Lo so, lo so, sono passati qualcosa come venticinque giorni dall'ultima recensione. No, non sono stato in vacanza. Semplicemente, sono stato vittima delle Poste Italiane, le quali, regolarmente, nelle settimane immediatamente successive alle vacanze di Natale e a quelle estive, tendono a non consegnare più la posta, almeno da queste parti. Il problema è che sono in attesa di tantissimi dischi di cui vi vorrei parlare, ma quando i servizi fondamentali per il cittadino non funzionano diventa impossibile uscirne, specialmente nel nostro paese. Come tutti sanno, infatti, le Poste sono da sempre presenti nella speciale classifica dei flagelli che affliggono la Penisola, ben piazzati al secondo posto tra Trenitalia e la rete autostradale. Ovviamente, il governo Berlusconi è fuori classifica, "hors catégorie", come il Tourmalet e il Peyresourde al Tour de France.

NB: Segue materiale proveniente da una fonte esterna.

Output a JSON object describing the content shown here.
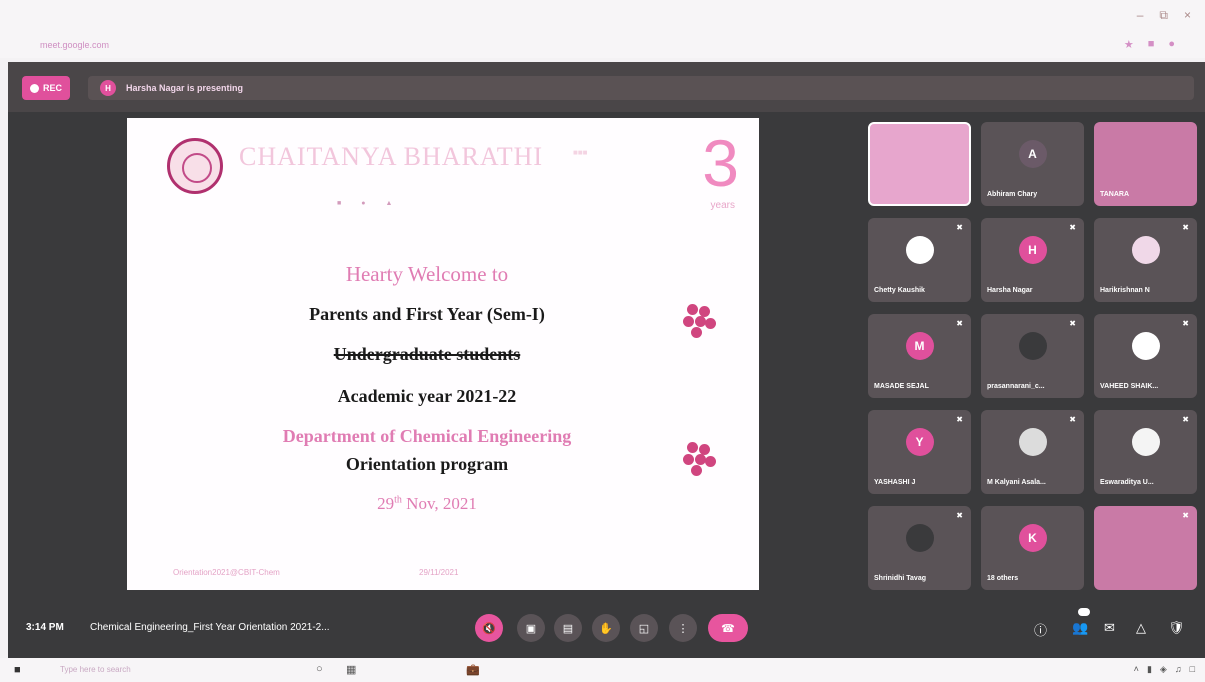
{
  "browser": {
    "tab_title": "",
    "url": "meet.google.com"
  },
  "meet": {
    "rec_label": "REC",
    "presenter_initial": "H",
    "presenting_text": "Harsha Nagar is presenting",
    "time": "3:14 PM",
    "meeting_name": "Chemical Engineering_First Year Orientation 2021-2..."
  },
  "slide": {
    "institution_title": "CHAITANYA BHARATHI",
    "institution_sub": "",
    "anniversary_number": "3",
    "anniversary_label": "years",
    "line1": "Hearty Welcome to",
    "line2": "Parents and First Year (Sem-I)",
    "line3": "Undergraduate students",
    "line4": "Academic year 2021-22",
    "line5": "Department of Chemical Engineering",
    "line6": "Orientation program",
    "line7_day": "29",
    "line7_suffix": "th",
    "line7_rest": " Nov, 2021",
    "footer_left": "Orientation2021@CBIT-Chem",
    "footer_right": "29/11/2021"
  },
  "participants": [
    {
      "name": "",
      "initial": "",
      "type": "video",
      "muted": false
    },
    {
      "name": "Abhiram Chary",
      "initial": "A",
      "type": "avatar",
      "color": "#6b5a68",
      "muted": false
    },
    {
      "name": "TANARA",
      "initial": "",
      "type": "video2",
      "muted": false
    },
    {
      "name": "Chetty Kaushik",
      "initial": "",
      "type": "avatar",
      "color": "#ffffff",
      "muted": true
    },
    {
      "name": "Harsha Nagar",
      "initial": "H",
      "type": "avatar",
      "color": "#e0509c",
      "muted": true
    },
    {
      "name": "Harikrishnan N",
      "initial": "",
      "type": "avatar",
      "color": "#f0d8e8",
      "muted": true
    },
    {
      "name": "MASADE SEJAL",
      "initial": "M",
      "type": "avatar",
      "color": "#e0509c",
      "muted": true
    },
    {
      "name": "prasannarani_c...",
      "initial": "",
      "type": "avatar",
      "color": "#3a3a3c",
      "muted": true
    },
    {
      "name": "VAHEED SHAIK...",
      "initial": "",
      "type": "avatar",
      "color": "#ffffff",
      "muted": true
    },
    {
      "name": "YASHASHI J",
      "initial": "Y",
      "type": "avatar",
      "color": "#e0509c",
      "muted": true
    },
    {
      "name": "M Kalyani Asala...",
      "initial": "",
      "type": "avatar",
      "color": "#dcdcdc",
      "muted": true
    },
    {
      "name": "Eswaraditya U...",
      "initial": "",
      "type": "avatar",
      "color": "#f4f4f4",
      "muted": true
    },
    {
      "name": "Shrinidhi Tavag",
      "initial": "",
      "type": "avatar",
      "color": "#3a3a3c",
      "muted": true
    },
    {
      "name": "18 others",
      "initial": "K",
      "type": "avatar",
      "color": "#e0509c",
      "muted": false
    },
    {
      "name": "",
      "initial": "",
      "type": "video2",
      "muted": true
    }
  ],
  "colors": {
    "accent": "#e0509c",
    "meet_bg": "#3a3a3c",
    "slide_pink": "#e07cb3"
  },
  "taskbar": {
    "search_placeholder": "Type here to search"
  }
}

Passatemi lo sfogo, ora parliamo di musica e personaggi. Anche perchè la scorsa settimana sembra che le consegne abbiano iniziato a riprendere, con calma, lentamente, ma se non altro ho trovato nella mia buca delle lettere il secondo extended play degli Actual Facts di Brooklyn, stato di New York. Visto che parliamo di provenienza, è importante dire subito che la band non è completamente Americana. Il leader Tim Simmonds è infatti originario dell'Essex (Inghilterra) e vi assicuro che il fatto è di primaria importanza, a breve capirete il perchè. Bel tipo, in ogni caso, Simmonds. Innanzitutto ha raccolto la mia stima, simpatia ed amicizia perchè, a differenza dei soliti comunicati stampa che accompagnano i dischi, lui mi ha scritto una lettera a mano, in cui traccia una breve biografia personale, per una volta non esclusivamente didattica. Dice che è cresciuto guardando tonnellate di video di XTC, Undertones e Television alla tv Britannica, e tali visioni risulteranno essere una prepotente (e palese, aggiungo io) influenza per il suo songwriting. Dice anche che è andato a cercarsi su Wikipedia una foto di Villadossola, alto Verbano, il paese da cui vi scrivo, e che la trova molto affascinante. Non so che foto abbia visto Simmonds, onestamente. Per giunta, mi ha invitato a Brooklyn, nel caso la volessi visitare. Più di così.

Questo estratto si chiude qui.